Although all sorts of algorithmic applications (e.g., WAZE) make the headlines, the real “action” – what will eventually shape our economic future – lies in Artificial Intelligence (AI), a field in which Israel also counts itself among the world leaders with over 2400 startup companies specializing in AI. While such R&D is terrific for Israel’s economy today (and the US is even more advanced in the field), the future of an economy based on AI is highly problematic precisely because of its vast potential. To put it simply (and not overly simplistically): AI will put millions of people out of a job because of the efficiency and economic savings of having a “computer” do the work instead of a person.
Already today AI is writing some of the sports and finance articles you read in the papers; diagnosing radiology pictures for cancers and other illnesses; slowly moving transportation into the age of vehicular automation (Norway just launched the world’s fully Autonomous Cargo Ship) and even enabling robots to serve as elderly caretakers in Japan; the list goes on, and on… in virtually every field of endeavor. Computers can even program new computer code!
“Not to worry,” many researchers opine. “We’ve seen this sort of trend before in history. For every type of job lost through technological progress, a completely new type of job has taken its place.” That’s true as far as it goes, but history doesn’t necessarily repeat (even if it tends to rhyme). But our contemporary situation might well be different. Here’s why.
All new jobs and professions in the past were based on increased human capabilities. The farmer needed to think more than the hunter-gatherer; the factory worker more than the farmer; the service worker more than the manufacturing employee; and finally, today’s information era worker more than the service worker. The problem? AI and related technologies will be capable of doing things at the highest “cognitive” level i.e., humans will not be able to “outthink” AI (information) and certainly cannot “outwork” autonomous robots (manufacturing and service) so that there won’t be enough jobs to go around for future generations.

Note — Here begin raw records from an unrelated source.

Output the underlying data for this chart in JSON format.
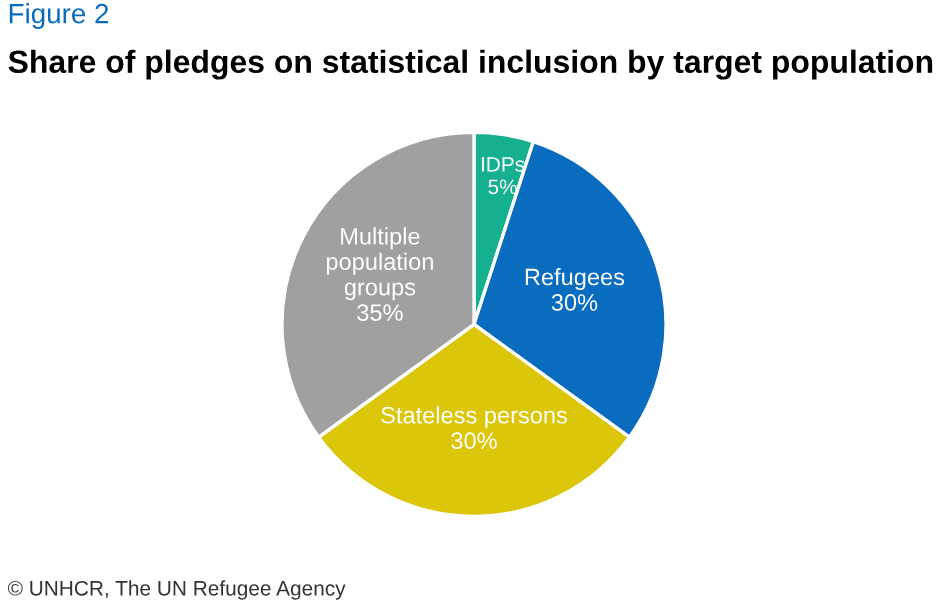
{
  "chart_data": {
    "type": "pie",
    "title": "Share of pledges on statistical inclusion by target population",
    "categories": [
      "IDPs",
      "Refugees",
      "Stateless persons",
      "Multiple\npopulation\ngroups"
    ],
    "values": [
      5,
      30,
      30,
      35
    ],
    "value_labels": [
      "5%",
      "30%",
      "30%",
      "35%"
    ],
    "colors": [
      "#14b08f",
      "#0a6cbf",
      "#dcc60a",
      "#a0a0a0"
    ],
    "annotations": [
      "Figure 2",
      "© UNHCR, The UN Refugee Agency"
    ]
  }
}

And it is here that the unintended consequence of today’s “non-work” choice is liable to enter the picture. If funding for AI R&D was already high before COVID-19 and the contemporary choice of many workers not to seek employment (or be very choosy about where to work and in what), this will leave employers no choice but to invest far more in AI, thereby accelerating the trend to a robot and AI-driven economy.
This is not to suggest that Israel, the US, and other leading AI countries should jettison AI research. That’s not a solution. However, it is to suggest that they need to institute policies that will “disincentivize” non-work, or to put it more plainly: spend more on human education, change tax laws (corporate and individual) to make it more worthwhile for workers to seek work and for companies to hire humans, and in general to consider how to smooth the economy’s transition to greater reliance on AI without mass unemployment.
Adam and Eve’s punishment was that once banished from the Garden of Eden they had to labor in order to survive. It would be ironic – and even more socially painful – if we turned the tables by punishing ourselves with the abolition of humanly satisfying work.